Com plácida indiferença, o economista do mercado financeiro me explica que a sociedade funciona como um pêndulo, oscilando entre a direita e a esquerda em ciclos sazonais. Depois de 20 anos sob o comando de partidos de centro-esquerda, o Brasil rumaria, inexoravelmente, para a direita da curva.
Se esse equilíbrio, de fato, existir, é provável que a inércia pendular reeleja, em 2022, o líder das pesquisas de 2018, emplacando, em 2026, mais oito anos de eleição e reeleição de um de seus filhos ou, quiçá, de uma liderança evangélica. Edir, talvez?
Cumpriríamos assim a parábola, esgotando o ciclo das forças que passaram as últimas décadas na encolha.
Da minha parente que dispara fake news no Face com o furor de um robô eleitoral ao taxista que não perdoa a roubalheira do PT, do pai de família que se sentiu acossado pela militância identitária ao eleitor da terceira via que não aguenta a Gleisi Sheela do Lula Osho, do ruralista farto do Ibama ao cidadão que se sentiria seguro com uma arma na mão, do empresário ao microempreendedor que desistiu de arrumar patrão, engrossamos tanto o peso da bola que ela tendeu para a ultradireita.
Não estamos sozinhos. Turquia, Estados Unidos, a febre é mundial. Na Alemanha, o nazi partido, que conquistou 12,9% das cadeiras em 2017, criou um aplicativo para que os estudantes apontem professores contrários aos radicais islamofóbicos do parlamento.
Aqui, sem nunca mencionar as milícias e o terror do narco-estado, Messias incita a massa a metralhar petralhas, eliminar vermelhos e enquadrar gays, a menosprezar índios, pretos, mulheres, jornalistas, ambientalistas, intelectuais e artistas.
Inimigos do povo, os petistas roubam, os gays seviciam, os índios são preguiçosos, os pretos malandros, os vermelhos perigosos, as mulheres fraquejadas, os jornalistas mentirosos, os ambientalistas xiitas, os intelectuais elitistas e os artistas mamadores das tetas.
É lavagem cerebral.
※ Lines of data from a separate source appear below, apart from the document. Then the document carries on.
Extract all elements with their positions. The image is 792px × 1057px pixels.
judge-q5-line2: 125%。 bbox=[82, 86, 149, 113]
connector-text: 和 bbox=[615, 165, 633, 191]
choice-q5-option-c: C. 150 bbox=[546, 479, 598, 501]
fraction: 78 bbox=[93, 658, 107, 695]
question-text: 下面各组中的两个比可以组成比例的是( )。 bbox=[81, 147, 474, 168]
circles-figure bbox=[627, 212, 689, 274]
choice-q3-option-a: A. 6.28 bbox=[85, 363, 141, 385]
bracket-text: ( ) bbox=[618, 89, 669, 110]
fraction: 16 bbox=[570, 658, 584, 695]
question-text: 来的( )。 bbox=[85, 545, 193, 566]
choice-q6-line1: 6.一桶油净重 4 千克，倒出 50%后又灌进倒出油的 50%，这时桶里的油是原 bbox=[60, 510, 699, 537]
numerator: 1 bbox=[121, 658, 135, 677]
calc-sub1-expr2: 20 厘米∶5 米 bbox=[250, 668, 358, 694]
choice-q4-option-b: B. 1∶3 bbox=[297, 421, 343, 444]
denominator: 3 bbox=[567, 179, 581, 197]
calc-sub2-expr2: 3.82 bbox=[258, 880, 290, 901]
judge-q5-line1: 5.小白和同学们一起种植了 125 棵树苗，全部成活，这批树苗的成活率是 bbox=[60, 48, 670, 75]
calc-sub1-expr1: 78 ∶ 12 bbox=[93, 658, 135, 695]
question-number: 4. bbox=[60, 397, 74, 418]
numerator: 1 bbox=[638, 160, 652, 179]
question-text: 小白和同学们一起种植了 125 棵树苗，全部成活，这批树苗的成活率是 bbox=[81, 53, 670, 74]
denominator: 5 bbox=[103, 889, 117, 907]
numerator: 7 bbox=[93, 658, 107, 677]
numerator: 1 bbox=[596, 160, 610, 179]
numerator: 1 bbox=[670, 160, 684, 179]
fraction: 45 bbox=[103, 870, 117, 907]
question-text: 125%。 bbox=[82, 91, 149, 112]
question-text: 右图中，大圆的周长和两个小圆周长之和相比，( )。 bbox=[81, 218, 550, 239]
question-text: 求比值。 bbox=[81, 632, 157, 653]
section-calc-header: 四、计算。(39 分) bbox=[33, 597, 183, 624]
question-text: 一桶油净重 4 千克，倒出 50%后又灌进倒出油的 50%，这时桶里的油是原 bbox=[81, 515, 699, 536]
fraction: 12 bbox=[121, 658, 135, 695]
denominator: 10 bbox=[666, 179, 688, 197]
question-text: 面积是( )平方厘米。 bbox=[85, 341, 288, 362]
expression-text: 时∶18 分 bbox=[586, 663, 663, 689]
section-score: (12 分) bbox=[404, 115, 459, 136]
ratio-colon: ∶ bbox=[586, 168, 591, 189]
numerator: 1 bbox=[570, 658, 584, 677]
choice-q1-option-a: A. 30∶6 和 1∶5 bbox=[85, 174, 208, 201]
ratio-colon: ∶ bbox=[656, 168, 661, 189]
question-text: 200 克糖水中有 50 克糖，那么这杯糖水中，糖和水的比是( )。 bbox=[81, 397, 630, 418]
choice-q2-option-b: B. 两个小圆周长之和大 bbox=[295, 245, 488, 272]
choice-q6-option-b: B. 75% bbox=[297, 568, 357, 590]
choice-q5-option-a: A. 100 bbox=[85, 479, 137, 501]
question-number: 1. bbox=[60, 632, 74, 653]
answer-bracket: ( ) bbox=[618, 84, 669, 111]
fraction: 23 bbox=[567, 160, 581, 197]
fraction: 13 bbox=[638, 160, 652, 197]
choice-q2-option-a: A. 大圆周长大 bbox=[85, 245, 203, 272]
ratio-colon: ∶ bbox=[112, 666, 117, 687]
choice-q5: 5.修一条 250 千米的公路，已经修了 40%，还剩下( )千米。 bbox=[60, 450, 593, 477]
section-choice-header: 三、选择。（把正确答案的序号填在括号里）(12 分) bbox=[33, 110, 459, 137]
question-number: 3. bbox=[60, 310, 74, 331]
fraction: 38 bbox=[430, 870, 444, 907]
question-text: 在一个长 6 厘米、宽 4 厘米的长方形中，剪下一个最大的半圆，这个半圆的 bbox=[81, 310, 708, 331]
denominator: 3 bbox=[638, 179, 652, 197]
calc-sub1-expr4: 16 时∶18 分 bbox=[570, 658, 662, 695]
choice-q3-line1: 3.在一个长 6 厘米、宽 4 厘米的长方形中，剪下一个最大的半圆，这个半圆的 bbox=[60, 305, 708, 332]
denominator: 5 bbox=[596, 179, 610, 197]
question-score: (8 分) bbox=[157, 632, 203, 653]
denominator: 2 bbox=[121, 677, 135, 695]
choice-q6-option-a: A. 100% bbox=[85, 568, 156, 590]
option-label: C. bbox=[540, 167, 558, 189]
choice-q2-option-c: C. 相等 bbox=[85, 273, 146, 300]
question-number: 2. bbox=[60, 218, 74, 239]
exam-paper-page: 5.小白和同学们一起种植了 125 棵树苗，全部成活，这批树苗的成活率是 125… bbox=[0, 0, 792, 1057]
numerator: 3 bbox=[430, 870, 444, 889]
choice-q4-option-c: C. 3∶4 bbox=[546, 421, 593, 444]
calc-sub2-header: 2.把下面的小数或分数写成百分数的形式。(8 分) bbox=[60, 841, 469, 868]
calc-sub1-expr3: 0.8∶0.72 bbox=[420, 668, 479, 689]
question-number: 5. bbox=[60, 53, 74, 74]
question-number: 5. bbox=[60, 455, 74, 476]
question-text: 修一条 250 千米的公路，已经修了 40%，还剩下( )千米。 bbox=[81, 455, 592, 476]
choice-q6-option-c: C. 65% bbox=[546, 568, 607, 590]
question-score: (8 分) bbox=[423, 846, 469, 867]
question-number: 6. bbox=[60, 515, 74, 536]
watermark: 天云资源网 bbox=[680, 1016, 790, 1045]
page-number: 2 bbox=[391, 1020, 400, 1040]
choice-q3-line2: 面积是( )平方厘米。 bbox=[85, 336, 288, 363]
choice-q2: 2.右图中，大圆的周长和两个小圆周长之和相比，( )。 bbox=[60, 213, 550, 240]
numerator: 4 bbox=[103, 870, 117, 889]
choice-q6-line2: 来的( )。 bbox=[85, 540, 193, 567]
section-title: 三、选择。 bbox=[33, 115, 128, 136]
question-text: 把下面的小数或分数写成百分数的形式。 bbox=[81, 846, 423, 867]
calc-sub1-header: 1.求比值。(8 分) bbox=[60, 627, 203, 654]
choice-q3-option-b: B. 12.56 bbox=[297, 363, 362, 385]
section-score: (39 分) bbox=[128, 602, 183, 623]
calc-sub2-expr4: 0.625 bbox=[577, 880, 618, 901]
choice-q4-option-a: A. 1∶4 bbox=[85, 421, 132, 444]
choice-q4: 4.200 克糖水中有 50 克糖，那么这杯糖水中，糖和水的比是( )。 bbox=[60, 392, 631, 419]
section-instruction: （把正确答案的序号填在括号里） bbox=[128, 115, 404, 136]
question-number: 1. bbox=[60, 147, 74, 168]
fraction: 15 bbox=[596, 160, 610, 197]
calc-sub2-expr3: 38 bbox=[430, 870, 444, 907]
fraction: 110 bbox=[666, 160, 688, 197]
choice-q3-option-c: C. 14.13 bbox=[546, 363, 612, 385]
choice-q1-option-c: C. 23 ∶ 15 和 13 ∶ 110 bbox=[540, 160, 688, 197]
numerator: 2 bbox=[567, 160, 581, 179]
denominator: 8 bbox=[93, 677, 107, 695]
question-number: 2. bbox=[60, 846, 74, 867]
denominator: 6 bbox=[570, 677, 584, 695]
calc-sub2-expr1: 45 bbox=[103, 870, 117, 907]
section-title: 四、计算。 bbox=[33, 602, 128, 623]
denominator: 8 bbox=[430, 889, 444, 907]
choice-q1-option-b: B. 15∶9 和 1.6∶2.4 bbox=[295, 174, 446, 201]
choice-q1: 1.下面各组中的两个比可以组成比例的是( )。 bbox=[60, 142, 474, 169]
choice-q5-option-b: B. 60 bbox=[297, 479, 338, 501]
A Revolução Cultural de Mao aplicada ao livre mercado.
O discurso do mama-tetas surgiu nas redes, em meados do governo PT, e foi aprimorado pelo candidato que periga chegar ao poder em janeiro. À possível extinção dos mecanismos de isenção para as artes, se somará a retórica moralizante, avessa à liberdade de expressão.
Desconfiadas de que a renúncia fiscal se transformaria numa arapuca para a classe artística, eu e minha produtora desistimos de trabalhar com a Lei Rouanet dez anos atrás. Agora, a preocupação é de outra ordem.
Por temer os humores das brigadas conservadoras, suspendemos a temporada de "A Casa dos Budas Ditosos", agendada para novembro, na periferia do Rio de Janeiro. Depois de 15 anos em cartaz, a covardia nos fez deixar a baiana libertária de João Ubaldo de molho.
A autocensura já dita regras.
O medo do coronel da reserva, que xinga Rosa Weber de corrupta empoada; do garoto, que sugere fechar o STF com um guardinha de trânsito; o pânico da porrada com barra de ferro, que o estudante levou na cabeça por panfletar por Haddad; do tiroteio para o alto, na praça São Salvador; e dos atentados ao Instituto Chico Mendes, no Pará.
A temporada de caça está aberta. Para andar em segurança, o sujeito vai ter que levar uma blusa do Ustra na mochila e fazer sinal de arminha com a mão, cada vez que o pelotão dos bons costumes passar.
O pêndulo do economista não vai resistir à pressão. A corda vai romper antes de retornar para o centro.
Eu também não queria o PT e creio na responsabilidade fiscal, mas qualquer coisa é melhor do que a teocracia armada.
Texto de Fernanda Torres, na Folha de São Paulo.